Holocaust Garden of Hope Launches Grand Opening in Kingwood
The Holocaust Remembrance Association (HRA18) celebrated a successful Grand Opening of Phase One of the Holocaust Garden of Hope, a unique children’s memorial garden at King’s Harbor in Kingwood, Texas on November 5, 2023. Over 600 people joined the launch of this touchstone for the community.
The Holocaust Remembrance Association, is a 501(c)(3) educational organization based in Kingwood, Texas, formed by Jewish descendants of Holocaust survivors and Christian allies in order to sensitize hearts to the issues of the Holocaust and facilitate education, healing, and reconciliation, celebrated the Grand Opening of the Holocaust Garden of Hope.
“The Garden is going to go beyond this location. We recently received a $46,000 Texas Historical Society grant recommended by Texas Holocaust Antisemitism and Genocide Advisory Council to make the Garden Virtual Access for worldwide viewership,” said Rozalie Jerome, Founder of the Holocaust Garden of Hope. “Also, the Holocaust Remembrance Association is collaborating with Texas A&M. Dr. Cheryl J. Craig, along with her team are creating an introduction to teaching the Holocaust course for middle school and high school teachers internationally….using Holocaust Garden of Hope as their template.”

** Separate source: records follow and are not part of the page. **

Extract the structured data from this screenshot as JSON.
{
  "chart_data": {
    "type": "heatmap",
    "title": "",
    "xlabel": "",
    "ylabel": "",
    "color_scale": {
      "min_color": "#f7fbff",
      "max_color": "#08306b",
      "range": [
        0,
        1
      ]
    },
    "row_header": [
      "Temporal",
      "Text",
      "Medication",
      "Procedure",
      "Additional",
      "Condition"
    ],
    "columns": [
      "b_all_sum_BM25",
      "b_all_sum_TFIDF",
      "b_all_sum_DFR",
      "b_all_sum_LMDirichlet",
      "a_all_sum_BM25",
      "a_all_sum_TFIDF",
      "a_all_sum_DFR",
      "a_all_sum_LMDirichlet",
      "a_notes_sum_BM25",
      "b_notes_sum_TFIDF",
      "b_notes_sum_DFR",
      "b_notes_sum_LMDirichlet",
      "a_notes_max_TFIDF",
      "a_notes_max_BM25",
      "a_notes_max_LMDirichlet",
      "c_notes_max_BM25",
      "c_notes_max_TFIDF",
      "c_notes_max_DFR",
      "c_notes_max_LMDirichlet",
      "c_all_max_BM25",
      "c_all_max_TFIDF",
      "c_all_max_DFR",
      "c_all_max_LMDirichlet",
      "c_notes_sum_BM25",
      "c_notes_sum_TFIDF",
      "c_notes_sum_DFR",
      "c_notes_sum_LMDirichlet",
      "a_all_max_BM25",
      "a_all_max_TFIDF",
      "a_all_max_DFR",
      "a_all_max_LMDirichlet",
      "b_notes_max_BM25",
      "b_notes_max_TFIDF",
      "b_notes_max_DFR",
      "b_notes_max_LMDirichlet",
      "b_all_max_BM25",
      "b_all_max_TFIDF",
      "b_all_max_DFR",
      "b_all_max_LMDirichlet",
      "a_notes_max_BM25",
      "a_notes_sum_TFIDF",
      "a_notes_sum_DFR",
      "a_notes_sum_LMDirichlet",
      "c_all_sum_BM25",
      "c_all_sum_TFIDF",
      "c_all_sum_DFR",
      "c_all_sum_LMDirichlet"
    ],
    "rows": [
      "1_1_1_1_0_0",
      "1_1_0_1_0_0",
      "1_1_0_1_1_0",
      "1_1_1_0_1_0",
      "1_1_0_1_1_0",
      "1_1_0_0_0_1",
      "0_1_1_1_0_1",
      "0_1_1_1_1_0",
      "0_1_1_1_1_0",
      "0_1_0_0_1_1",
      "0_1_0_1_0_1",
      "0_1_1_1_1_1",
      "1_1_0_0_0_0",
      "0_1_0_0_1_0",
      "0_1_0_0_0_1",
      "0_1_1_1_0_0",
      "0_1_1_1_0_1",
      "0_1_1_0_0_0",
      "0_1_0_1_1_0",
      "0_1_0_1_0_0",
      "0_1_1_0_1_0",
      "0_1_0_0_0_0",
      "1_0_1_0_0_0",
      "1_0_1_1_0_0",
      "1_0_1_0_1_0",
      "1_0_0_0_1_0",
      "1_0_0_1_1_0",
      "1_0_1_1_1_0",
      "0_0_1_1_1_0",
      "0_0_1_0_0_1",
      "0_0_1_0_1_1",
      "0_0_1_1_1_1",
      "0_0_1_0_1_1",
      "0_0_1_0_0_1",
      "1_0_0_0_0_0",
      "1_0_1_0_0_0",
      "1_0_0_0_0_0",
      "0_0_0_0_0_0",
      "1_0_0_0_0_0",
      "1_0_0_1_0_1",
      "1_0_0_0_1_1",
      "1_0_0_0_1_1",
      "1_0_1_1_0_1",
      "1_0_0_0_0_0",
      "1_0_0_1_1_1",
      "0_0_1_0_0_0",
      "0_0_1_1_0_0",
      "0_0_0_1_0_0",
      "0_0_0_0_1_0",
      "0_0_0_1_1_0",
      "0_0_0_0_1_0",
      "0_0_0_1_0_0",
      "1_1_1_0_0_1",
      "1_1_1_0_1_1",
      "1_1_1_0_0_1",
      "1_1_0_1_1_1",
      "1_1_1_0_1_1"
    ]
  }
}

Rozalie also tied the past to the present in a very personal way. “Landscape architect Lauren Griffith designed the Garden as well as Discovery Green and other well known locations. It happened to be that her mother-in-law was a Hungarian Holocaust survivor who survived Auschwitz by being a gardener for a Nazi officer. How apropos that Lauren got to play a major role in the creation of the Holocaust Garden of Hope in Kingwood, a super suburb of one of the largest cities in America.”
Rozalie Jerome is also President & Executive Director of the Holocaust Remembrance Association, as well as the National Director, March of Remembrance Texas, which has mobilized K-12 schools, universities and thousands of people throughout Texas since 2012.
H.E. Pjer Šimunović, Ambassador Extraordinary & Plenipotentiary, Embassy of the Republic of Croatia to the U.S., served as honorary chair of the event as well as delivered the keynote address.
“My sincerest congratulation to y’all who have invested an amazing effort, and achieved a great success in launching such a noble initiative, the most noble of them all, aiming to remember, to commemorate the victims of the Holocaust, educate, provide guidance, and gather good people together,” said Ambassador Šimunović. “The opening of the Garden of Hope has been a profoundly moving, memorable event. Mazal Tov.”
“At the Holocaust Garden of Hope, we will use painting, sculpture, music, physical structures, and creative educational tools to illustrate the experiences of children during the Holocaust,” said Holocaust Remembrance Association Founder, Rozalie Jerome. “Children and adults will be inspired to stand up for what is right and honor the memories of innocent victims with a life dedicated to healing and reconciliation.”
The Upstander Stone Project memorializes the names of approximately 1.5 million Jewish children who were murdered during the Holocaust, and gives people today a tangible way to remember them. This project seeks to paint a memorial stone for each of those children.
These stones are being painted by individuals, families and volunteers from corporations, schools, clubs, nursing homes, and other groups throughout Texas and beyond for the Holocaust Garden of Hope. Stones are a traditional way for Jews to honor and acknowledge the true eternity of a person’s existence. They are a common item left at Jewish memorials worldwide.
Anyone can contact the Holocaust Remembrance Association to request one or more kits of 20 stones, with paint, markers and names of 20 children who perished in the Holocaust who will be memorialized in this unique way. Visitors to the Holocaust Garden of Hope can view the stones and begin to understand the astoundingly great number of innocent lives lost.